Dinsdag 16 augustus 2011
Blessures ten spijt is het vandaag zo ver. De reden waarom Mischa en Knoert meegingen op deze vakantie was het vele wandelen. En weliswaar hebben we al flink wat gewandeld, we hebben nog niet de uitdagende verkenningen door de natuur gedaan waar de heren op hadden gehoopt. Vandaag hebben we echter een aardig compromis: we gaan vandaag de bergen in en omhoog lopen. Klimmen is een te groot woord, maar we gaan wel een behoorlijke stijging inzetten.
De berg in kwestie is de Sleme, ruim twee kilometer hoog en dus voor Nederlandse begrippen HEEL ERG hoog. Je kunt natuurlijk nog veel hoger klimmen, maar deze wandeling zou voor iedereen te belopen moeten zijn en toch mooie uitzichten moeten opleveren. Voordat we zover zijn, klimmen we eerst honderden meters met de auto. Dat gaat met behulp van haarspeldbochten omhoog. In totaal nemen we vandaag meer dan vijftig bochten op heen- en terugweg. Maar dat stuk hoeven we dus alvast niet meer te lopen. Op het hoogste punt van de weg parkeren we de auto en vervolgen we de weg omhoog. Die ziet er zo uit:
De weg omhoog is niet echt gevaarlijk, al worden mensen met hoogtevrees (‘Hoi!’) af en toe wel een klein beetje op de proef gesteld, zo zonder reling of houvast. Dodelijke ongelukken blijven uit en langzaam stijgen we naar de top en een mooi uitzicht.
Ik moet toegeven, het uitzicht is prachtig en er zitten hier weinig insecten. De top heeft wel één nadeel. Die wordt namelijk – blijkens de uitwerpselen – regelmatig als geitentoilet gebruikt. Hoe fris de berglucht dan ook mag ruiken, de geitenstront ruikt nog net iets meer. We besluiten dan ook niet op de top the lunchen, maar een tiental meters lager, waar een grote weide is vol vlinders (en een gastenboek). De ware bioloog van ons groepje wordt dan ook wakker:
Na de lunch zetten we de afdaling in en als we bij de auto zijn wordt er overlegd of we ergens anders nog zullen gaan wandelen. Daar is niet iedereen even groot voorstander van, dus wordt de afdaling ingezet. De andere kant van de berg, want die hebben we nog niet bereden.
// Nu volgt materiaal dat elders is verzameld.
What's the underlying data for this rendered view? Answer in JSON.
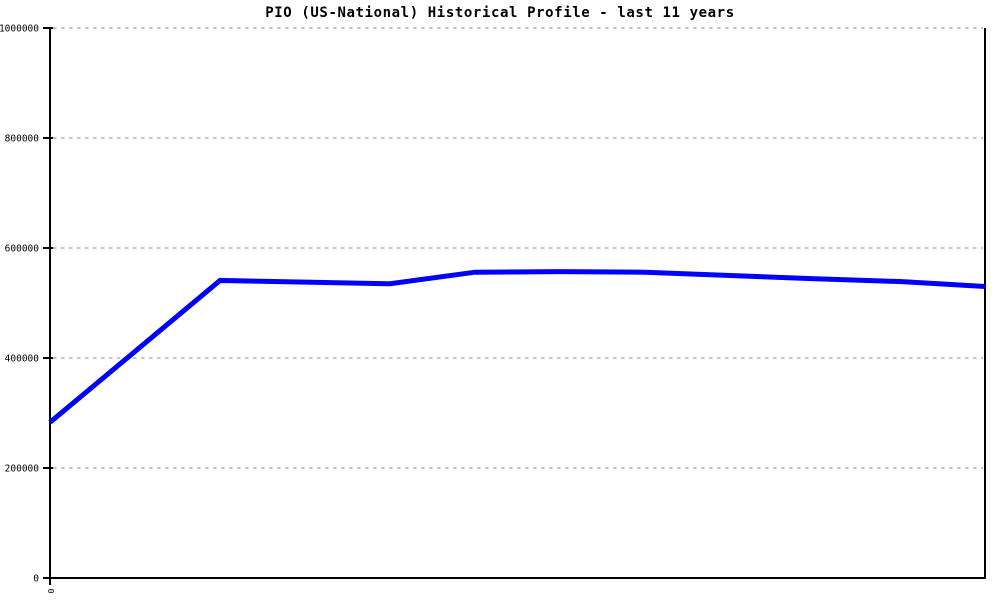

Na een hoop haarspeldbochten rijden we langs een beekje met zo’n wit water dat we er besluiten te stoppen. Het water stroomt hier behoorlijk goed door en het is niet alleen kalkwit, maar ook kalkkoud. Koud dat het pijn doet aan je blote voeten als je erin gaat koud… Dat is inderdaad koud dus. Maar het is ook heel erg verfrissend en dus zitten we hier nog een uurtje in de zon. Het is een moment waarop ik me de fijne kanten van deze vakantie ervaar. We zijn met zijn vijven in een mooi land, met mooi weer en we hebben het naar onze zin. Een Hoogtepuntje (H’tje) dus.
Maar na een H’tje volgt een Dieptepuntje (D’tje): de reis terug voert namelijk via Italië. Dat is namelijk de consequentie van via de andere kant van de berg terugrijden. En dat is aanzienlijk om, ja. En misschien is dat wel heel leuk om te rijden, maar niet noodzakelijkerwijs ook om achterin te zitten terwijl je langzaam honger begint te krijgen. Ik weet nog dat we met de gedachte speelden om fast food te nuttigen, maar ik weet ook vrij zeker dat we dat niet hebben gedaan. Ik weet alleen niet meer zeker wat we die avond wel hebben gegeten, maar het was vast lekker en we hadden ook vast honger na zo’n inspannende maar fijne dag. Dat is alles wat ik er over kwijt kan, volgens mij.
Wordt vervolgd op korte termijn, hopelijk.
1 reactie
Ik kan me niet herinneren dat ik je over je hoogtevrees heb gehoord op die berg, dus dan heb je je in ieder geval goed gehouden daar!
Ik weet ook niet meer wat we toen hebben gegeten. Die hele zoete Uncle Ben’s troep misschien? Of was dat de dag erna?